American ornithologist, conservationist and National Geographic explorer Steve Boyes is obsessed with a giant elephant, which inhabits the equally large Smithsonian National Museum of Natural History, located in Washington DC. The creature was hunted down and killed in an Angolan plateau during the 1950s, and Boyes has devoted much of his life and career to tracing the descendants of the beast. Various characters and Herzog himself repeatedly assert that this individual is the largest animal to have walked the Earth (a slightly exaggerated claim if you take into account dinosaurs or the recently extinct mammoths).
Herzog and Boyes travel to Namibia in order to meet the San bushmen, a people that communicate mostly through vocal clicks. The German director never appears in front of the camera, but it is his narration that shapes the story. Boyes and a bushman called Xui travel to neighbouring Angola in the hope of reaching the remote highlands possibly inhabited by Henry’s great-grandchildren. They ask for permission from the Nkangala King in order to enter the forest: the flamboyant monarch believes that people descend directly from these pachyderms. A bizarre blend of royal protocol and religious ceremony ensues before the men are given the green light.
Herzog is strangely absent from the rest of the journey, narrated in the third person of the plural. He presumably directed most of the film remotely, making the endeavour more Ghost Director than Ghost Elephants. Such practice might raise some eyebrows amongst hands-on conservationists such as 99-year-old David Attenborough. Herzog’s dark sense of humour and self-deprecation is present throughout. He claims that dead birds look like mommies. He mocks the idea of exoticising the African subjects, claiming that he couldn’t stop himself from doing it because “they were surrounded by chickens”. In all fairness, it isn’t just the Africans that are exoticised. Dishevelled and heavily bearded Boyes comes across as a very peculiar species, his gaze empty and lost, often staring into the nowhere. His search seems as futile as Treadwell’s. The occasional buzzing of flies (a harbinger of death?) suggests that his fate too might not be a rosy one. Boyes recognises that he’s a dreamer, and that the outcome of the search is irrelevant. He’s happy either way: with or without encountering the elusive beasts.
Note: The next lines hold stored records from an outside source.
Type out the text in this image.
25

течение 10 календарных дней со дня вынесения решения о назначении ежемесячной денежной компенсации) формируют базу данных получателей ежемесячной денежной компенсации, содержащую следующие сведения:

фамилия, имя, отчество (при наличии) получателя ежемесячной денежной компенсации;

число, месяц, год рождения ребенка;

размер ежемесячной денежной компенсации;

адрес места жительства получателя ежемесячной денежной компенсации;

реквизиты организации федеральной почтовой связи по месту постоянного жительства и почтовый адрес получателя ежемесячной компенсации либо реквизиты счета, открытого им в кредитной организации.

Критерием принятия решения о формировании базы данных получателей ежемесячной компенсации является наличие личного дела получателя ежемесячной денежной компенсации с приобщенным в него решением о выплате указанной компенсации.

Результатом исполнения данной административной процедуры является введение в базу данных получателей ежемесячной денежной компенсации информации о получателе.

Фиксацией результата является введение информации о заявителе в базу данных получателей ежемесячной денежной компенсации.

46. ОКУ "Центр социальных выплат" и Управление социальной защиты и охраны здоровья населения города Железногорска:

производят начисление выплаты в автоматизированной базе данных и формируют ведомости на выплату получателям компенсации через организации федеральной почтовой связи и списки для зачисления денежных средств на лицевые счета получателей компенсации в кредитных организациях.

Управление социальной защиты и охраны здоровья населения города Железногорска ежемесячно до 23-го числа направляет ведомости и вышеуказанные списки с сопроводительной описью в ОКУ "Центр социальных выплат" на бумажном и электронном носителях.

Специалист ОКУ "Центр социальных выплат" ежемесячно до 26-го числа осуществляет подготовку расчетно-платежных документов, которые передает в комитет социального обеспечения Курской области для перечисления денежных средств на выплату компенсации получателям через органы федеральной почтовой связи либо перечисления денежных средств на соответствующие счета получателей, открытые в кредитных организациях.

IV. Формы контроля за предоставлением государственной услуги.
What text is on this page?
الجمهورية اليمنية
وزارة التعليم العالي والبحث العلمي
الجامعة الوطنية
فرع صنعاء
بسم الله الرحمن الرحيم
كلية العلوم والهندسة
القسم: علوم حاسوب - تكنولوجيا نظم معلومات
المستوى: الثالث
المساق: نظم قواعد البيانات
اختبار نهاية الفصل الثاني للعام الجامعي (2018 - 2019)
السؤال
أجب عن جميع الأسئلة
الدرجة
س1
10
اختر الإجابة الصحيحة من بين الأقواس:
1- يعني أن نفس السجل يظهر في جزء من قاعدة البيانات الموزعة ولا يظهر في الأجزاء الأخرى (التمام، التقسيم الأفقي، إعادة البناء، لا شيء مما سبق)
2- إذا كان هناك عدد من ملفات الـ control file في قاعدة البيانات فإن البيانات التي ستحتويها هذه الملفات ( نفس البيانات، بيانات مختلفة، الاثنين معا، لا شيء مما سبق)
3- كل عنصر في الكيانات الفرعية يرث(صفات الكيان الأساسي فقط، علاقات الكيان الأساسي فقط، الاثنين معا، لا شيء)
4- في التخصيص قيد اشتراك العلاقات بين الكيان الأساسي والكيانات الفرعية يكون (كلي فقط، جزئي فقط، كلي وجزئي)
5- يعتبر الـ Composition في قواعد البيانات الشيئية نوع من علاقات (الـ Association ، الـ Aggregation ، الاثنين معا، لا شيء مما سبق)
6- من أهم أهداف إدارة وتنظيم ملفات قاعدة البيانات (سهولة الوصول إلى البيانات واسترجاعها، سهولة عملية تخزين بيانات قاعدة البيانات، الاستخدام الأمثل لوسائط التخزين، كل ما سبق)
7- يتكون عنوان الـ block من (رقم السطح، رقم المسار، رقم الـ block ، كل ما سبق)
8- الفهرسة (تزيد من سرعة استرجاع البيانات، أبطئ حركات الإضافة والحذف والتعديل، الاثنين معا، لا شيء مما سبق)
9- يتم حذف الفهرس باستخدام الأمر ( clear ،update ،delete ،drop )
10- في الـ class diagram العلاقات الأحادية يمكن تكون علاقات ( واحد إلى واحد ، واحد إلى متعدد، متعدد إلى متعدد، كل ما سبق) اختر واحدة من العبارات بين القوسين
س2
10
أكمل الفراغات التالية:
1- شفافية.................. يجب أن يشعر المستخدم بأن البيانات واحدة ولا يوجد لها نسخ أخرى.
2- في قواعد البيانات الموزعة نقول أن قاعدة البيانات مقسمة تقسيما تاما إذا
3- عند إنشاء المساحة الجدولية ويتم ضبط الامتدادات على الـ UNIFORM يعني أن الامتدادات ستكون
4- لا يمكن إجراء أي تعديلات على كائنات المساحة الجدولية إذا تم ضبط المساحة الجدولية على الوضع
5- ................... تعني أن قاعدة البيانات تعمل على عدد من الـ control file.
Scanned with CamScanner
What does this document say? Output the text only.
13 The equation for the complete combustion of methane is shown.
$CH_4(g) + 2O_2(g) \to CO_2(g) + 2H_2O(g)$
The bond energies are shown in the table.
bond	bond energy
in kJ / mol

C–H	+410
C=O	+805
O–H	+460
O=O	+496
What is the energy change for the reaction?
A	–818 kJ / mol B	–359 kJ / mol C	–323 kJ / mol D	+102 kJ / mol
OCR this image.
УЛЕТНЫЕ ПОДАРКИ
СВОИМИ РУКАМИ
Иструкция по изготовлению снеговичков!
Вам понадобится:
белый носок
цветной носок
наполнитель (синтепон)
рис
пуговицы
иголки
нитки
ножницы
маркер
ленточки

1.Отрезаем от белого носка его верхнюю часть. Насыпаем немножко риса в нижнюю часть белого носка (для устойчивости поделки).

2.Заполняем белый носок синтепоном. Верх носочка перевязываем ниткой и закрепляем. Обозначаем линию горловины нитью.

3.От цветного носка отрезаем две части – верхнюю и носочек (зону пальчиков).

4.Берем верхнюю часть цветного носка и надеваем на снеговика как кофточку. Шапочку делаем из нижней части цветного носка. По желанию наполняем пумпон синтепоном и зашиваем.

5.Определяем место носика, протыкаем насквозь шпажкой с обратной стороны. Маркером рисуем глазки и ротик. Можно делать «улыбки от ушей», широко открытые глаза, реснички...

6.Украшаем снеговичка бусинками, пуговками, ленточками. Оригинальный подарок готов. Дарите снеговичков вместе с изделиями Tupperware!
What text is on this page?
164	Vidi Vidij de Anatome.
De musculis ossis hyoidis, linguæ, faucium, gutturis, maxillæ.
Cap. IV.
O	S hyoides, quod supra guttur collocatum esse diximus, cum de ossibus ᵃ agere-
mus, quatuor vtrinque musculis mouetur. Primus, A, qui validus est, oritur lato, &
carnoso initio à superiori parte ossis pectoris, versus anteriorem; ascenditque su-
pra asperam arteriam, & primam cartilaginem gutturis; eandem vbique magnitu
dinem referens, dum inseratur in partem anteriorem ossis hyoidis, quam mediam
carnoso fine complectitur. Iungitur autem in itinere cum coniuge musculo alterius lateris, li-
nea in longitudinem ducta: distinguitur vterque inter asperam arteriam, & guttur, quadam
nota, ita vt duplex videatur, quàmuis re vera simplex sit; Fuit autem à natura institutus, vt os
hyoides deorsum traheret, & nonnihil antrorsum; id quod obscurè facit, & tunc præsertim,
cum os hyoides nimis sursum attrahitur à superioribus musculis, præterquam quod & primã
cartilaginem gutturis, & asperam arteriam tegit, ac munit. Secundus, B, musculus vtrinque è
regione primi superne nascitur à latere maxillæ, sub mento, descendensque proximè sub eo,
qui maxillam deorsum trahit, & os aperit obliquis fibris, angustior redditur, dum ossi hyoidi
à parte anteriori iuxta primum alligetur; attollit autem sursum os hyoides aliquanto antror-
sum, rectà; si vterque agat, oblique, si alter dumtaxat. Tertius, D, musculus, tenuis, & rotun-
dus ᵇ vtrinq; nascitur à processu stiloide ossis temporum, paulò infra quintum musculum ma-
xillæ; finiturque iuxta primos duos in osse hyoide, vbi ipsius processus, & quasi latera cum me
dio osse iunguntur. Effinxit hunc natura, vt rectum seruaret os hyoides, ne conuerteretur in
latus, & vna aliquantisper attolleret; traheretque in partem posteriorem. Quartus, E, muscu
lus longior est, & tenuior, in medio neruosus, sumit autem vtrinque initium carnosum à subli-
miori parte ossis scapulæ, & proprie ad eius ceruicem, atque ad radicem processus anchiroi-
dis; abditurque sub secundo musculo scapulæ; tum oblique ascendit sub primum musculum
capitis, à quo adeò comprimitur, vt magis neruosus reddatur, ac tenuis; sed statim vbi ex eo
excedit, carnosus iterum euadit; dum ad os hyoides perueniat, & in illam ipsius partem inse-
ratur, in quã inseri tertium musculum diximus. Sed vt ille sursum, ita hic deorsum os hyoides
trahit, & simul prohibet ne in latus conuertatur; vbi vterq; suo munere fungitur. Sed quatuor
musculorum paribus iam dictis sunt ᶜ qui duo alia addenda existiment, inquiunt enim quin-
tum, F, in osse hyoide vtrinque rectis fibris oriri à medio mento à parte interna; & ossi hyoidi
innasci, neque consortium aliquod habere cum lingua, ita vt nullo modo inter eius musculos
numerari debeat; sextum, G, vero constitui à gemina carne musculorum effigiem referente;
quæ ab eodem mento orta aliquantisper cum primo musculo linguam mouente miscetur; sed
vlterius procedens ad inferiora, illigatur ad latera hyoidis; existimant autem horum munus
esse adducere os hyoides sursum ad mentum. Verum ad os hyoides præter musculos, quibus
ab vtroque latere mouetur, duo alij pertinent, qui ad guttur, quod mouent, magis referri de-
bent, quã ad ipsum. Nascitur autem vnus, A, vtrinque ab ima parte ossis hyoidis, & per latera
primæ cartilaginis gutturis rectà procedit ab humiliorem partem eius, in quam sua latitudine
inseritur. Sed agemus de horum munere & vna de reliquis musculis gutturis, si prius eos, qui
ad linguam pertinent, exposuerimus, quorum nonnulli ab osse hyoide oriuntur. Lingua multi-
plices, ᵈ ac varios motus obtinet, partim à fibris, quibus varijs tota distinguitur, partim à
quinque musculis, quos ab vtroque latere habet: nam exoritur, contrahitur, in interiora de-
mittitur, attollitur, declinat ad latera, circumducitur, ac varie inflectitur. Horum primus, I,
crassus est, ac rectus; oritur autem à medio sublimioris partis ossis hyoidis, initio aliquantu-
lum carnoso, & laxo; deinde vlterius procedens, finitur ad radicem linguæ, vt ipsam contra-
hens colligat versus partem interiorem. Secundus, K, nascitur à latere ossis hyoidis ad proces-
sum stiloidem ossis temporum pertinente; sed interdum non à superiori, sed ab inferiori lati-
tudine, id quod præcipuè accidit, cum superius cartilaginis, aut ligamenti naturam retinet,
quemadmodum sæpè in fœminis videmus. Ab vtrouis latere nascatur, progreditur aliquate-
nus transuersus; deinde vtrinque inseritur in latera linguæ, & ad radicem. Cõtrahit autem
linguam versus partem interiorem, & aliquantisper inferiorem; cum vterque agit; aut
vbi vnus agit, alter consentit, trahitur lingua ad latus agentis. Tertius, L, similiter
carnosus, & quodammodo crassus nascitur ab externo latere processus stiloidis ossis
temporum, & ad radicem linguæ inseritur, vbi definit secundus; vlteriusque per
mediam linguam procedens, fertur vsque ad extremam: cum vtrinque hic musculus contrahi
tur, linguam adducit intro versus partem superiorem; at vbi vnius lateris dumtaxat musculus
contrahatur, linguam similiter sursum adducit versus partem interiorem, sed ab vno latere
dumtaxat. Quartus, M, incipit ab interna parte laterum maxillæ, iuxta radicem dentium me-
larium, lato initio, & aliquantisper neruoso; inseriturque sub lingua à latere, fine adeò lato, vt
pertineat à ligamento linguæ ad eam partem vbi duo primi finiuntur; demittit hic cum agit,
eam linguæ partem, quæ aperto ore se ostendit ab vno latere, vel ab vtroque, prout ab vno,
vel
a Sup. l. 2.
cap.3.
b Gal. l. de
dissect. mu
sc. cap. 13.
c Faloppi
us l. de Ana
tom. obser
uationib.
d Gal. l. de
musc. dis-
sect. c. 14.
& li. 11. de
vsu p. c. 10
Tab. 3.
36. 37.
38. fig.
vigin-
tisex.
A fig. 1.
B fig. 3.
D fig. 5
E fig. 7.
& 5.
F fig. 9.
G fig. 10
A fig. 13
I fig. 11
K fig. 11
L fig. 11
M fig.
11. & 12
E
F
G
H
The biggest problem of Ghost Elephants is that Henry the giant elephant is not particularly awe-inspiring, and the search for his descendants is monotonous. The human characters are far more interesting than the largest mammals on earth. The reason why Herzog and Boyes travelled to Namibia in order to gather people to assist them in their journey across Angola (instead of just using Angolans) is never clear. And the whole film is barely enlightening: the revelation that genome sequencing is highly complex and accurate is hardly a new one. The ending is particularly disappointing. Overall, this is a misfire in the career of a director with a mostly impressive filmography
National Geographic production Ghost Elephants premiered in the 82nd Venice International Film Festival, where Werner Herzog received a Lifetime Achievement Award. The prize was presented by Francis Ford Coppola.